Some providers may try to deny a woman an abortion, and some women will face family, religious, and societal pressure, they say. Plus, poor or uneducated women — who are more likely to contract Zika because of greater exposure to mosquitoes — may not understand they are allowed to have an abortion, which could drive them to illegal, and unsafe, abortion providers.
“The law is clear, and the law will cover Zika,” said Paula Avila-Guillen, a Colombian-born programs specialist at the Center for Reproductive Rights, a New York-based global advocacy organization. “It’s more about access.”
The specifics of the Zika outbreak in Colombia and what is known about microcephaly both complicate the abortion discussion.
Despite having the largest number of Zika infections outside Brazil — where health officials have documented more than 4,000 confirmed and suspected cases of microcephaly related to the ongoing outbreak — Colombia has not reported any cases of microcephaly that can be tied to Zika.
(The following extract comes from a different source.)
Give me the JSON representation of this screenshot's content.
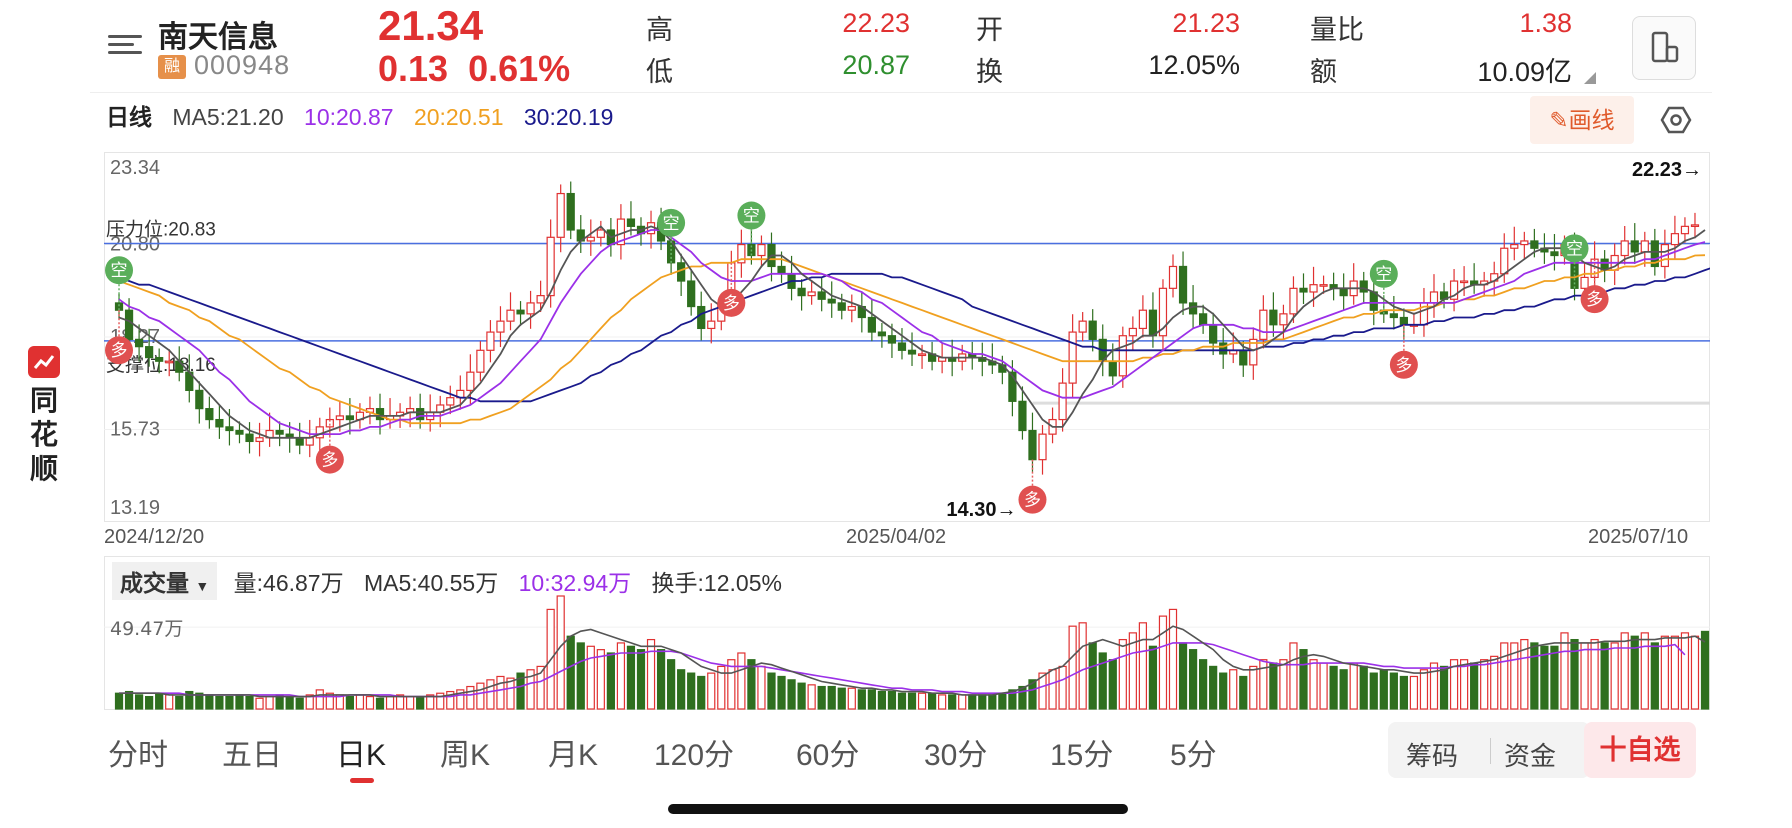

It might just be a matter of time: The virus was first identified in the country in October, and pregnant women are thought to be most vulnerable during their first, and possibly early second, trimester.
“Women who are already pregnant at this moment are very afraid of the risk of Zika,” said Dr. Juan Carlos Vargas, who directs research for Profamilia, which is often described as Colombia’s Planned Parenthood.
Doctors cannot always detect microcephaly during pregnancy, so a woman with Zika may not know if her fetus is affected. And even if an ultrasound uncovers malformations in the fetus, doctors can’t tell what kind of cognitive or physical deficits a child will have after being born.
“The challenges come in when you see mild abnormalities,” said Dr. Kenneth Mack, a pediatric neurologist at the Mayo Clinic in Minnesota. “Those are children who show a wider degree of variability.”
The concern about Zika has grown so grave that in January Colombian officials asked women to delay pregnancy for six to eight months. Some cities have distributed condoms, but women’s rights organizations have criticized the appeal as unrealistic without a broader campaign to educate Colombians — including men — about contraception.
“It is the women are already facing more marginalization,” said Mónica Roa of Women’s Link Worldwide, who grew up in Colombia.
Fernando Ruiz, the Colombian vice minister of health, acknowledged in an interview with STAT this month that 50 percent of pregnancies were unplanned and would be difficult to prevent. But he pointed to the other 50 percent of pregnancies that are deliberate and said the decision to ask those couples to delay their pregnancies was an effort to be transparent with people.
“We think that it’s better to tell couples there’s a risk that they face,” he said.
Dr. Danelia Cardona, a psychiatrist and director of the pro-life department at the Colombian Catholic Bishops Conference, also criticized the government’s action. The government should spend its resources more aggressively tackling Zika instead of putting pressure on women not to get pregnant, she said.
“Is this really helping the problem?” Cardona said in an interview in her Bogota office. “Or are we creating a panic situation where the people who lose are women?”
Correction: A previous version of a photo caption misspelled the name of Adriana Alvarez.